Durbin argued that the restriction would unfairly hurt people who are already among the most disenfranchised.  Durbin said 12 percent of Americans don’t have a driver’s license.  He also cited a 2005 University of Wisconsin study showing that 50 percent of African-American and Hispanic adults in the Milwaukee area don’t have a valid driver’s license.  He also said the courts have found requiring a photo ID to vote to be unconstitutional in the past; a similar Georgia state law was overturned by an appellate court.

McConnell said that a majority of Americans support such a law, and added that his amendment would also establish a grant program to help people obtain a driver’s license at no cost to them.

Barack Obama, D-Ill., said there is no evidence of widespread voter fraud, and called McConnell’s amendment a ruse.  He said the funding for the amendment’s grant program is not assured, and that money isn’t the only reason some people might find it difficult to obtain a driver’s license.  “How easy would it be for an 85-year-old grandmother to find her birth certificate? Who would drive the destitute all the way to the nearest Federal building to get one of these cards?” Obama asked.

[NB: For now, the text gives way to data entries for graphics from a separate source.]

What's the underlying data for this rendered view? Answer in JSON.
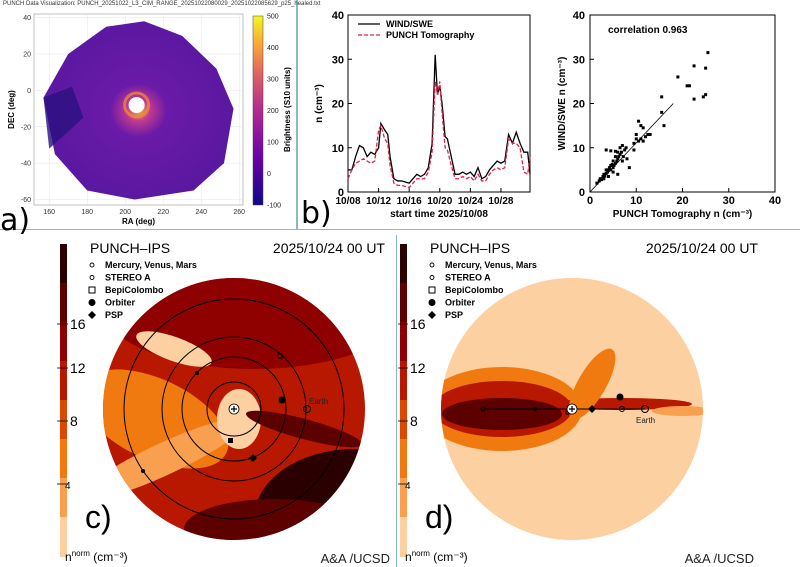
{
  "panel_a": {
    "label": "a)",
    "title": "PUNCH Data Visualization: PUNCH_20251022_L3_CIM_RANGE_20251022080029_20251022085629_p25_healed.txt",
    "chart_data": {
      "type": "heatmap",
      "xlabel": "RA (deg)",
      "ylabel": "DEC (deg)",
      "xlim": [
        152,
        262
      ],
      "ylim": [
        -63,
        42
      ],
      "xticks": [
        160,
        180,
        200,
        220,
        240,
        260
      ],
      "yticks": [
        40,
        20,
        0,
        -20,
        -40,
        -60
      ],
      "colorbar": {
        "label": "Brightness (S10 units)",
        "range": [
          -100,
          500
        ],
        "ticks": [
          500,
          400,
          300,
          200,
          100,
          0,
          -100
        ],
        "colormap": "plasma"
      }
    }
  },
  "panel_b": {
    "label": "b)",
    "chart_data": [
      {
        "type": "line",
        "xlabel": "start time 2025/10/08",
        "ylabel": "n (cm⁻³)",
        "ylim": [
          0,
          40
        ],
        "xlim_days": [
          0,
          23.8
        ],
        "xticks": [
          "10/08",
          "10/12",
          "10/16",
          "10/20",
          "10/24",
          "10/28"
        ],
        "yticks": [
          0,
          10,
          20,
          30,
          40
        ],
        "legend": "top-left",
        "x_days": [
          0,
          0.5,
          1,
          1.5,
          2,
          2.5,
          3,
          3.5,
          4,
          4.3,
          4.8,
          5.2,
          5.5,
          6,
          6.5,
          7,
          8,
          8.5,
          9,
          9.5,
          10,
          10.5,
          11,
          11.4,
          11.7,
          12,
          12.3,
          12.7,
          13,
          13.5,
          14,
          14.5,
          15,
          15.5,
          16,
          16.5,
          17,
          17.5,
          18,
          18.5,
          19,
          19.5,
          20,
          20.5,
          21,
          21.5,
          22,
          22.5,
          23,
          23.5,
          23.8
        ],
        "series": [
          {
            "name": "WIND/SWE",
            "color": "#000000",
            "values": [
              5,
              5,
              8,
              10.5,
              10,
              8,
              9,
              8.5,
              10,
              15.5,
              14,
              13,
              8,
              3,
              2.5,
              2.5,
              2,
              3,
              4,
              3.5,
              4,
              5.5,
              11,
              31,
              22,
              24,
              20,
              12.5,
              12,
              8,
              4,
              4,
              4.5,
              4,
              4.5,
              3.5,
              5.5,
              3,
              3.5,
              5,
              6,
              7,
              6.5,
              7,
              13,
              11,
              13.5,
              11,
              9,
              9,
              4
            ]
          },
          {
            "name": "PUNCH Tomography",
            "color": "#e0204a",
            "values": [
              3,
              5,
              6.5,
              7,
              7.5,
              7,
              6.5,
              7,
              14,
              15,
              12,
              11,
              6,
              2,
              1.5,
              1.5,
              1,
              2,
              3,
              3,
              3,
              4.5,
              9,
              25,
              22,
              25,
              18,
              10,
              9.5,
              6,
              3,
              3,
              3.5,
              3,
              3.5,
              2.5,
              4,
              2.5,
              2.5,
              4,
              5,
              5.5,
              5,
              5.5,
              12,
              11,
              11,
              10,
              4.5,
              4,
              8
            ]
          }
        ]
      },
      {
        "type": "scatter",
        "xlabel": "PUNCH Tomography n (cm⁻³)",
        "ylabel": "WIND/SWE n (cm⁻³)",
        "xlim": [
          0,
          40
        ],
        "ylim": [
          0,
          40
        ],
        "xticks": [
          0,
          10,
          20,
          30,
          40
        ],
        "yticks": [
          0,
          10,
          20,
          30,
          40
        ],
        "annotation": "correlation 0.963",
        "fit_line": [
          [
            0,
            0
          ],
          [
            18,
            20
          ]
        ],
        "points": [
          [
            1.5,
            2
          ],
          [
            2,
            2.5
          ],
          [
            2.2,
            3
          ],
          [
            2.5,
            2.8
          ],
          [
            2.8,
            3.5
          ],
          [
            3,
            3
          ],
          [
            3,
            4
          ],
          [
            3.2,
            3.6
          ],
          [
            3.5,
            4.2
          ],
          [
            3.5,
            5
          ],
          [
            3.8,
            4.5
          ],
          [
            4,
            5
          ],
          [
            4,
            3.5
          ],
          [
            4.2,
            5.5
          ],
          [
            4.5,
            5
          ],
          [
            4.5,
            6
          ],
          [
            4.8,
            6.2
          ],
          [
            5,
            5.5
          ],
          [
            5,
            7
          ],
          [
            5.2,
            6
          ],
          [
            5.5,
            6.5
          ],
          [
            5.5,
            8
          ],
          [
            5.8,
            7
          ],
          [
            6,
            7.5
          ],
          [
            6,
            9
          ],
          [
            6.2,
            8
          ],
          [
            6.5,
            8.5
          ],
          [
            6.5,
            10
          ],
          [
            6.8,
            9
          ],
          [
            7,
            7
          ],
          [
            7,
            10.5
          ],
          [
            7.2,
            8
          ],
          [
            7.5,
            9.5
          ],
          [
            7.8,
            10
          ],
          [
            5,
            4.5
          ],
          [
            6,
            4
          ],
          [
            8.5,
            5.5
          ],
          [
            8,
            7.5
          ],
          [
            3.5,
            9.5
          ],
          [
            4.5,
            9.3
          ],
          [
            5.5,
            9.2
          ],
          [
            9.5,
            9.5
          ],
          [
            9.5,
            11
          ],
          [
            10,
            12
          ],
          [
            10,
            13
          ],
          [
            10.5,
            11.5
          ],
          [
            10.5,
            16
          ],
          [
            11,
            12
          ],
          [
            11,
            15
          ],
          [
            11.5,
            11.5
          ],
          [
            11.5,
            14.5
          ],
          [
            12,
            12.5
          ],
          [
            12.5,
            13
          ],
          [
            13,
            13
          ],
          [
            15.5,
            18
          ],
          [
            15.5,
            21.5
          ],
          [
            16,
            15
          ],
          [
            19,
            26
          ],
          [
            21,
            24
          ],
          [
            21.5,
            24
          ],
          [
            22.5,
            21
          ],
          [
            22.5,
            28.5
          ],
          [
            24.5,
            21.5
          ],
          [
            25,
            22
          ],
          [
            25,
            28
          ],
          [
            25.5,
            31.5
          ]
        ]
      }
    ]
  },
  "panel_c": {
    "label": "c)",
    "title": "PUNCH–IPS",
    "date": "2025/10/24 00 UT",
    "credit": "A&A /UCSD",
    "cbar_label": "n",
    "cbar_sup": "norm",
    "cbar_unit": "(cm⁻³)",
    "cbar_ticks": [
      "16",
      "12",
      "8",
      "4"
    ],
    "legend": [
      "Mercury, Venus, Mars",
      "STEREO A",
      "BepiColombo",
      "Orbiter",
      "PSP"
    ],
    "earth_label": "Earth"
  },
  "panel_d": {
    "label": "d)",
    "title": "PUNCH–IPS",
    "date": "2025/10/24 00 UT",
    "credit": "A&A /UCSD",
    "cbar_label": "n",
    "cbar_sup": "norm",
    "cbar_unit": "(cm⁻³)",
    "cbar_ticks": [
      "16",
      "12",
      "8",
      "4"
    ],
    "legend": [
      "Mercury, Venus, Mars",
      "STEREO A",
      "BepiColombo",
      "Orbiter",
      "PSP"
    ],
    "earth_label": "Earth"
  },
  "colors": {
    "separator": "#8fb9c0",
    "cbar": [
      "#2a0000",
      "#5c0000",
      "#8f0000",
      "#b81800",
      "#d94a00",
      "#f07a10",
      "#f9a050",
      "#fcd0a0"
    ]
  }
}
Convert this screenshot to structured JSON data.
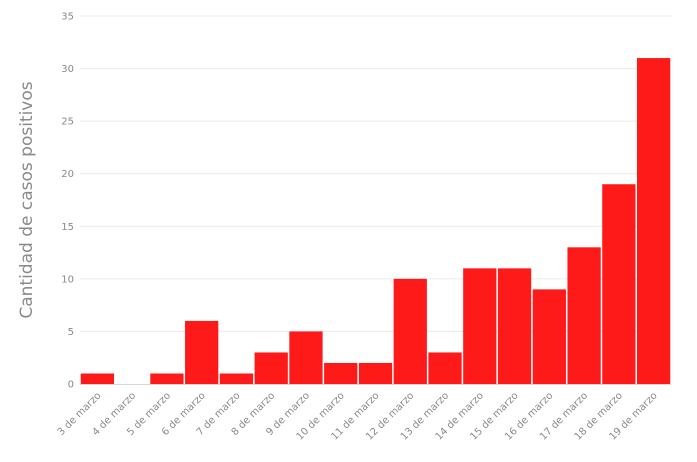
{
  "chart_data": {
    "type": "bar",
    "categories": [
      "3 de marzo",
      "4 de marzo",
      "5 de marzo",
      "6 de marzo",
      "7 de marzo",
      "8 de marzo",
      "9 de marzo",
      "10 de marzo",
      "11 de marzo",
      "12 de marzo",
      "13 de marzo",
      "14 de marzo",
      "15 de marzo",
      "16 de marzo",
      "17 de marzo",
      "18 de marzo",
      "19 de marzo"
    ],
    "values": [
      1,
      0,
      1,
      6,
      1,
      3,
      5,
      2,
      2,
      10,
      3,
      11,
      11,
      9,
      13,
      19,
      31
    ],
    "title": "",
    "xlabel": "",
    "ylabel": "Cantidad de casos positivos",
    "ylim": [
      0,
      35
    ],
    "yticks": [
      0,
      5,
      10,
      15,
      20,
      25,
      30,
      35
    ],
    "grid": true,
    "bar_color": "#ff1a1a"
  }
}
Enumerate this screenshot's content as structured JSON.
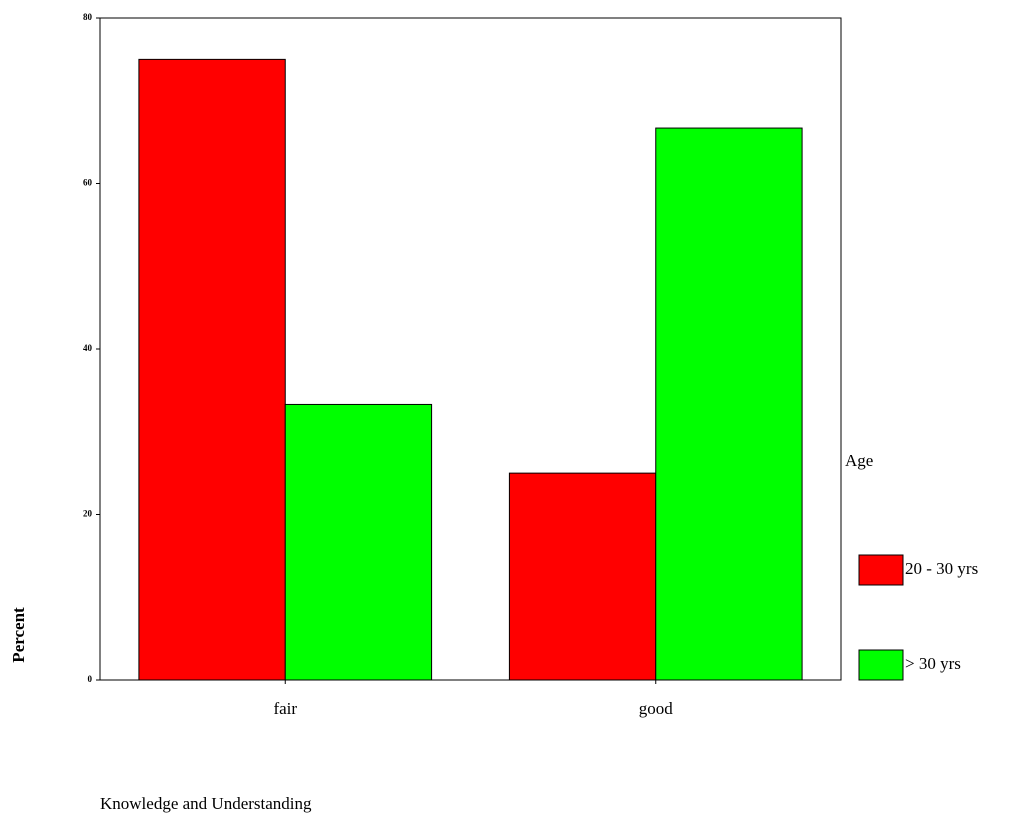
{
  "chart_data": {
    "type": "bar",
    "categories": [
      "fair",
      "good"
    ],
    "series": [
      {
        "name": "20 - 30 yrs",
        "color": "#ff0000",
        "values": [
          75,
          25
        ]
      },
      {
        "name": "> 30 yrs",
        "color": "#00ff00",
        "values": [
          33.3,
          66.7
        ]
      }
    ],
    "ylim": [
      0,
      80
    ],
    "yticks": [
      0,
      20,
      40,
      60,
      80
    ],
    "y_label": "Percent",
    "x_label": "Knowledge and Understanding",
    "legend_title": "Age",
    "legend_position": "right"
  }
}
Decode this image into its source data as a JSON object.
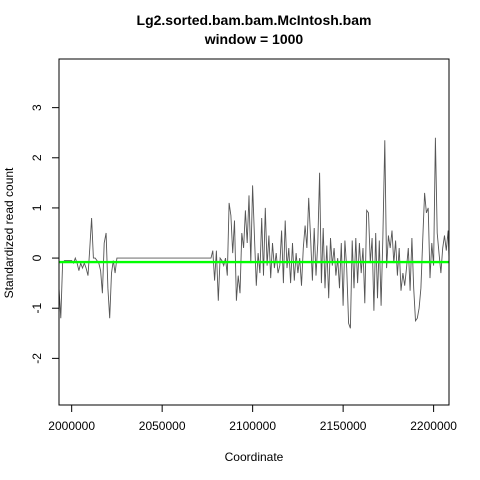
{
  "chart_data": {
    "type": "line",
    "title": "Lg2.sorted.bam.bam.McIntosh.bam",
    "subtitle": "window = 1000",
    "xlabel": "Coordinate",
    "ylabel": "Standardized read count",
    "xlim": [
      1993000,
      2208500
    ],
    "ylim": [
      -2.93,
      3.97
    ],
    "x_ticks": [
      2000000,
      2050000,
      2100000,
      2150000,
      2200000
    ],
    "x_tick_labels": [
      "2000000",
      "2050000",
      "2100000",
      "2150000",
      "2200000"
    ],
    "y_ticks": [
      -2,
      -1,
      0,
      1,
      2,
      3
    ],
    "y_tick_labels": [
      "-2",
      "-1",
      "0",
      "1",
      "2",
      "3"
    ],
    "grid": false,
    "series": [
      {
        "color": "#555555",
        "points": [
          [
            1993000,
            -0.6
          ],
          [
            1994000,
            -1.2
          ],
          [
            1995000,
            -0.1
          ],
          [
            1996000,
            -0.05
          ],
          [
            1997000,
            -0.05
          ],
          [
            1998000,
            -0.05
          ],
          [
            1999000,
            -0.05
          ],
          [
            2000000,
            -0.05
          ],
          [
            2001000,
            -0.1
          ],
          [
            2002000,
            0.0
          ],
          [
            2003000,
            -0.1
          ],
          [
            2004000,
            -0.25
          ],
          [
            2005000,
            -0.1
          ],
          [
            2006000,
            -0.2
          ],
          [
            2007000,
            -0.1
          ],
          [
            2008000,
            -0.2
          ],
          [
            2009000,
            -0.35
          ],
          [
            2010000,
            0.2
          ],
          [
            2011000,
            0.8
          ],
          [
            2012000,
            0.0
          ],
          [
            2013000,
            0.0
          ],
          [
            2014000,
            -0.05
          ],
          [
            2015000,
            -0.1
          ],
          [
            2016000,
            -0.25
          ],
          [
            2017000,
            -0.7
          ],
          [
            2018000,
            0.3
          ],
          [
            2019000,
            0.5
          ],
          [
            2020000,
            -0.6
          ],
          [
            2021000,
            -1.2
          ],
          [
            2022000,
            -0.3
          ],
          [
            2023000,
            -0.05
          ],
          [
            2024000,
            -0.3
          ],
          [
            2025000,
            0.0
          ],
          [
            2026000,
            0.0
          ],
          [
            2077000,
            0.0
          ],
          [
            2078000,
            0.15
          ],
          [
            2079000,
            -0.45
          ],
          [
            2080000,
            0.15
          ],
          [
            2081000,
            -0.85
          ],
          [
            2082000,
            0.0
          ],
          [
            2083000,
            -0.05
          ],
          [
            2084000,
            -0.15
          ],
          [
            2085000,
            0.0
          ],
          [
            2086000,
            -0.35
          ],
          [
            2087000,
            1.1
          ],
          [
            2088000,
            0.85
          ],
          [
            2089000,
            0.1
          ],
          [
            2090000,
            0.75
          ],
          [
            2091000,
            -0.85
          ],
          [
            2092000,
            -0.35
          ],
          [
            2093000,
            -0.7
          ],
          [
            2094000,
            0.5
          ],
          [
            2095000,
            0.2
          ],
          [
            2096000,
            0.95
          ],
          [
            2097000,
            0.3
          ],
          [
            2098000,
            1.25
          ],
          [
            2099000,
            -0.1
          ],
          [
            2100000,
            1.45
          ],
          [
            2101000,
            0.4
          ],
          [
            2102000,
            -0.55
          ],
          [
            2103000,
            0.1
          ],
          [
            2104000,
            -0.3
          ],
          [
            2105000,
            0.8
          ],
          [
            2106000,
            -0.35
          ],
          [
            2107000,
            1.0
          ],
          [
            2108000,
            -0.15
          ],
          [
            2109000,
            0.45
          ],
          [
            2110000,
            -0.4
          ],
          [
            2111000,
            0.3
          ],
          [
            2112000,
            -0.2
          ],
          [
            2113000,
            0.1
          ],
          [
            2114000,
            -0.3
          ],
          [
            2115000,
            -0.15
          ],
          [
            2116000,
            0.55
          ],
          [
            2117000,
            -0.5
          ],
          [
            2118000,
            0.75
          ],
          [
            2119000,
            -0.2
          ],
          [
            2120000,
            0.2
          ],
          [
            2121000,
            -0.5
          ],
          [
            2122000,
            0.3
          ],
          [
            2123000,
            -0.45
          ],
          [
            2124000,
            0.1
          ],
          [
            2125000,
            -0.3
          ],
          [
            2126000,
            0.0
          ],
          [
            2127000,
            -0.55
          ],
          [
            2128000,
            0.2
          ],
          [
            2129000,
            0.65
          ],
          [
            2130000,
            0.2
          ],
          [
            2131000,
            1.2
          ],
          [
            2132000,
            0.4
          ],
          [
            2133000,
            -0.45
          ],
          [
            2134000,
            0.6
          ],
          [
            2135000,
            -0.35
          ],
          [
            2136000,
            0.3
          ],
          [
            2137000,
            1.7
          ],
          [
            2138000,
            -0.5
          ],
          [
            2139000,
            0.6
          ],
          [
            2140000,
            -0.6
          ],
          [
            2141000,
            0.25
          ],
          [
            2142000,
            -0.8
          ],
          [
            2143000,
            0.4
          ],
          [
            2144000,
            -0.15
          ],
          [
            2145000,
            0.2
          ],
          [
            2146000,
            -0.35
          ],
          [
            2147000,
            0.0
          ],
          [
            2148000,
            -0.6
          ],
          [
            2149000,
            0.3
          ],
          [
            2150000,
            -0.95
          ],
          [
            2151000,
            0.35
          ],
          [
            2152000,
            -0.2
          ],
          [
            2153000,
            -1.3
          ],
          [
            2154000,
            -1.4
          ],
          [
            2155000,
            0.35
          ],
          [
            2156000,
            -0.6
          ],
          [
            2157000,
            0.4
          ],
          [
            2158000,
            -0.5
          ],
          [
            2159000,
            0.3
          ],
          [
            2160000,
            -0.3
          ],
          [
            2161000,
            0.2
          ],
          [
            2162000,
            -0.9
          ],
          [
            2163000,
            0.95
          ],
          [
            2164000,
            0.9
          ],
          [
            2165000,
            -0.1
          ],
          [
            2166000,
            0.4
          ],
          [
            2167000,
            -1.05
          ],
          [
            2168000,
            0.5
          ],
          [
            2169000,
            -0.8
          ],
          [
            2170000,
            0.35
          ],
          [
            2171000,
            -0.95
          ],
          [
            2172000,
            0.45
          ],
          [
            2173000,
            2.35
          ],
          [
            2174000,
            -0.2
          ],
          [
            2175000,
            0.45
          ],
          [
            2176000,
            0.2
          ],
          [
            2177000,
            0.55
          ],
          [
            2178000,
            -0.1
          ],
          [
            2179000,
            0.35
          ],
          [
            2180000,
            -0.35
          ],
          [
            2181000,
            0.2
          ],
          [
            2182000,
            -0.65
          ],
          [
            2183000,
            -0.3
          ],
          [
            2184000,
            -0.55
          ],
          [
            2185000,
            -0.2
          ],
          [
            2186000,
            0.2
          ],
          [
            2187000,
            -0.65
          ],
          [
            2188000,
            0.4
          ],
          [
            2189000,
            -0.6
          ],
          [
            2190000,
            -1.25
          ],
          [
            2191000,
            -1.2
          ],
          [
            2192000,
            -1.0
          ],
          [
            2193000,
            -0.6
          ],
          [
            2194000,
            0.4
          ],
          [
            2195000,
            1.3
          ],
          [
            2196000,
            0.9
          ],
          [
            2197000,
            1.0
          ],
          [
            2198000,
            -0.4
          ],
          [
            2199000,
            0.3
          ],
          [
            2200000,
            -0.15
          ],
          [
            2201000,
            2.4
          ],
          [
            2202000,
            0.5
          ],
          [
            2203000,
            0.1
          ],
          [
            2204000,
            -0.3
          ],
          [
            2205000,
            0.2
          ],
          [
            2206000,
            0.45
          ],
          [
            2207000,
            0.15
          ],
          [
            2208000,
            0.55
          ],
          [
            2208500,
            0.0
          ]
        ]
      },
      {
        "color": "#00ff00",
        "points": [
          [
            1993000,
            -0.08
          ],
          [
            2208500,
            -0.08
          ]
        ]
      }
    ]
  }
}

The Senate rejected the amendment by a vote of 41-52.  Though more people voted yes than no, in this instance the threshold for passing the amendment was 60 votes, a significant number given that 60 votes is a three-fifths majority of the Senate’s membersip.  Because fewer than 60 senators voted yes, the amendment failed.  Those Democrats present and voting were unanimous in opposing the amendment.  Republicans present and voting by and large voted for it, though five voted against it. Thus, the bill went forward without language that would have required a government-issued photo ID card in order to cast a ballot in a federal election.